Fakt ist, dass das Abitur als einziger Schulabschluss in Deutschland den Zugang zu allen Hochschulen und Studiengängen (Ausnahme: Numerus Clausus) ermöglicht.
Allerdings ist das Studium in Deutschland auch ohne Abitur unter bestimmten Voraussetzungen möglich (Link Beispiele): So führt eine Mittlere Reife in Kombination mit einer Berufsausbildung und Meisterbrief bzw. einschlägiger Berufserfahrung auch zu der Berechtigung an einer Fachhochschule zu studieren.

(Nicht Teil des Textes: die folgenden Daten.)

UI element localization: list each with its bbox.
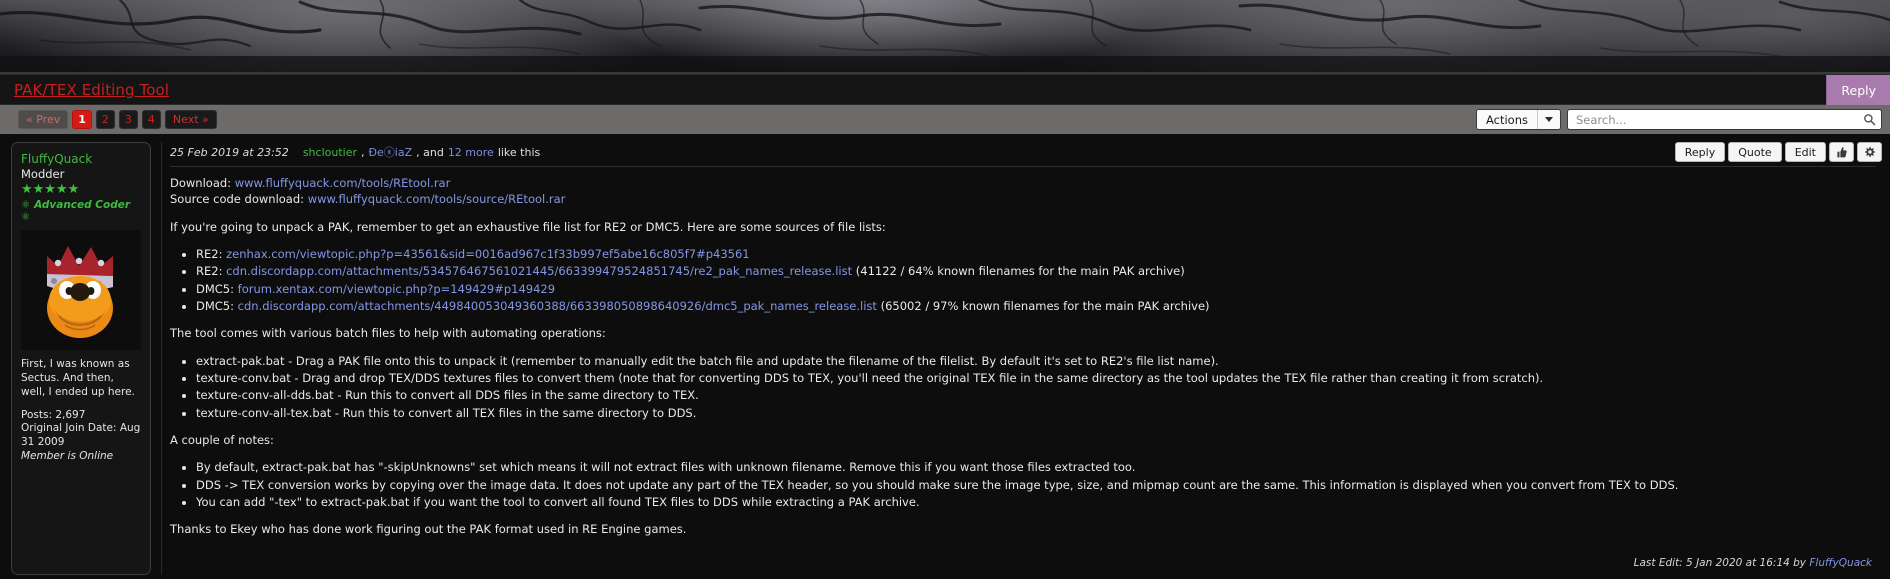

Mittlerweile bieten sogar einige Universitäten ein reguläres Studium ohne Abitur an.

Es ist allerdings dazu zu sagen, dass das Studium in diesen Fällen zum einen auf die Fachrichtung beschränkt ist, in der der Studienbewerber bereits berufliche Erfahrungen gesammelt hat. Und zum anderen Zulassungsprüfungen absolviert werden müssen, die oftmals ohne Abiturwissen schwierig zu bestehen sind.

Lebenseinkommen

Finanziell hingegen wird oft argumentiert, dass der frühere Schulabschluss einen früheren Eintritt ins Berufsleben und damit auch mehr Lebenseinkommen garantiere.
Wie sich aber mittlerweile gezeigt hat (Quelle: Focus, 28.01.2014), ist dem aber gerade nicht so. Das heißt, höhere Bildungsabschlüsse werden auch mit höherem Lebenseinkommen belohnt.

Das muss aber natürlich nicht zwangsläufig so sein und gerade Ausnahmen bestätigen ja bekanntlich die Regel:
So scheint gerade aktuell in Zeiten großer Wirtschaftskrisen und wankender Konzernriesen das Handwerk und der kleine Mittelstand Aufwind zu bekommen.

Mittlere Reife für Frühstarter

Und so ist es gerade aktuell und in der Zukunft denkbar, dass ein beruflich früh erfahrener Real Gentleman in Handwerk, Wirtschaft oder sogar der eigenen Selbständigkeit viele seiner Altersgenossen mit Abitur und Studium überflügeln kann.
Wer also bereits in relativ jungen Jahren weiß, in welcher Fachrichtung er sich beruflich entwickeln will (z.B. durch elterlichen Handwerksbetrieb und Familienunternehmen), kann mit der Mittleren Reife und einer anschließenden Berufsausbildung frühzeitiger in die richtige Richtung starten.

Abitur für Spätentschlossene

Für diejenigen hingegen, die sich eher noch zwei bis drei Jahre in der Schule orientieren oder eventuell später sogar noch den Studiengang wechseln wollen, ist die Mittlere Reife aber keine gute Wahl. Zu früh werden hier Weichen gestellt und zu schwierig sind vorgefertigte Laufbahnen wechselbar.
Und das Risiko, einer gänzlich fachfremden Selbständigkeit, sollte nicht unterschlagen werden.
Nein, in diesem Fall ist das Abitur auch eine gute Orientierungsphase in der Schule. In dieser können noch einmal Talente und Interessen  ausgelotet und zukünftige Berufsausbildungen oder Studiengänge getestet werden.
Und bestimmte Berufe bleiben eben einfach den Abiturienten vorbehalten. Daher sollte vor Antritt einer Berufsausbildung oder eines Studiums wohl überlegt sein, in welche Richtung es gehen soll.